January 18, 2019 (1 min read)

Acknowledging that an employer may be liable to third parties for indemnification or contribution where the employer’s employee suffers a “grave injury,” as defined by N.Y. Workers Comp. Law § 11, a New York appellate court nevertheless reversed a trial court’s decision and directed the clerk to enter judgment in favor of the employer since there had been no actual showing of any grave injury. According to the court, the evidence indicated that although the injured employee was still being treated by a neurologist some four years after his original work-related injury, the worker went to the specialist’s office just once a month and, when there, only saw a non-physician. More importantly, said the court, the injured employee testified that he was looking for jobs and had obtained his GED. He was also able to drive his vehicle. On that record, there was no proof that the employee had sustained an acquired injury to the brain caused by an external physical force that effected his ability to be employed in any capacity.

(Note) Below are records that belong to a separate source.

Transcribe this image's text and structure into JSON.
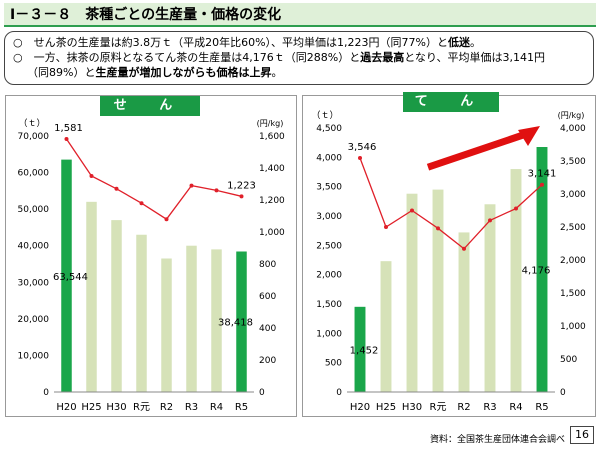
{
  "title": "Ⅰ－３－８　茶種ごとの生産量・価格の変化",
  "summary": {
    "line1_pre": "○　せん茶の生産量は約3.8万ｔ（平成20年比60%）、平均単価は1,223円（同77%）と",
    "line1_bold": "低迷",
    "line1_post": "。",
    "line2_pre": "○　一方、抹茶の原料となるてん茶の生産量は4,176ｔ（同288%）と",
    "line2_bold": "過去最高",
    "line2_post": "となり、平均単価は3,141円",
    "line3_pre": "（同89%）と",
    "line3_bold": "生産量が増加しながらも価格は上昇",
    "line3_post": "。"
  },
  "colors": {
    "bar_normal": "#d6e2b8",
    "bar_highlight": "#1aa64a",
    "line": "#e0202a",
    "arrow": "#e01010",
    "label_bg": "#1a9a45"
  },
  "chart_data": [
    {
      "type": "bar",
      "label": "せ ん 茶",
      "categories": [
        "H20",
        "H25",
        "H30",
        "R元",
        "R2",
        "R3",
        "R4",
        "R5"
      ],
      "highlight": [
        0,
        7
      ],
      "left_unit": "（ｔ）",
      "right_unit": "(円/kg)",
      "ylim": [
        0,
        70000
      ],
      "left_ticks": [
        "0",
        "10,000",
        "20,000",
        "30,000",
        "40,000",
        "50,000",
        "60,000",
        "70,000"
      ],
      "y2lim": [
        0,
        1600
      ],
      "right_ticks": [
        "0",
        "200",
        "400",
        "600",
        "800",
        "1,000",
        "1,200",
        "1,400",
        "1,600"
      ],
      "series": [
        {
          "name": "生産量",
          "kind": "bar",
          "values": [
            63544,
            52000,
            47000,
            43000,
            36500,
            40000,
            39000,
            38418
          ]
        },
        {
          "name": "平均単価",
          "kind": "line",
          "values": [
            1581,
            1350,
            1270,
            1180,
            1080,
            1290,
            1260,
            1223
          ]
        }
      ],
      "data_labels": {
        "bar_first": "63,544",
        "bar_last": "38,418",
        "line_first": "1,581",
        "line_last": "1,223"
      }
    },
    {
      "type": "bar",
      "label": "て ん 茶",
      "categories": [
        "H20",
        "H25",
        "H30",
        "R元",
        "R2",
        "R3",
        "R4",
        "R5"
      ],
      "highlight": [
        0,
        7
      ],
      "left_unit": "（ｔ）",
      "right_unit": "(円/kg)",
      "ylim": [
        0,
        4500
      ],
      "left_ticks": [
        "0",
        "500",
        "1,000",
        "1,500",
        "2,000",
        "2,500",
        "3,000",
        "3,500",
        "4,000",
        "4,500"
      ],
      "y2lim": [
        0,
        4000
      ],
      "right_ticks": [
        "0",
        "500",
        "1,000",
        "1,500",
        "2,000",
        "2,500",
        "3,000",
        "3,500",
        "4,000"
      ],
      "series": [
        {
          "name": "生産量",
          "kind": "bar",
          "values": [
            1452,
            2230,
            3380,
            3450,
            2720,
            3200,
            3800,
            4176
          ]
        },
        {
          "name": "平均単価",
          "kind": "line",
          "values": [
            3546,
            2500,
            2750,
            2480,
            2170,
            2600,
            2780,
            3141
          ]
        }
      ],
      "data_labels": {
        "bar_first": "1,452",
        "bar_last": "4,176",
        "line_first": "3,546",
        "line_last": "3,141"
      }
    }
  ],
  "source": "資料：全国茶生産団体連合会調べ",
  "page_number": "16"
}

Thomas A. Robinson, J.D., the Feature National Columnist for the LexisNexis Workers’ Compensation eNewsletter, is co-author of Larson’s Workers’ Compensation Law (LexisNexis).

LexisNexis Online Subscribers: Citations below link to Lexis Advance.

See Alulema v. ZEV Elec. Corp., 2019 N.Y. App. Div. LEXIS 175 (1st Dept. Jan. 10, 2019)

See generally Larson’s Workers’ Compensation Law, § 121.03.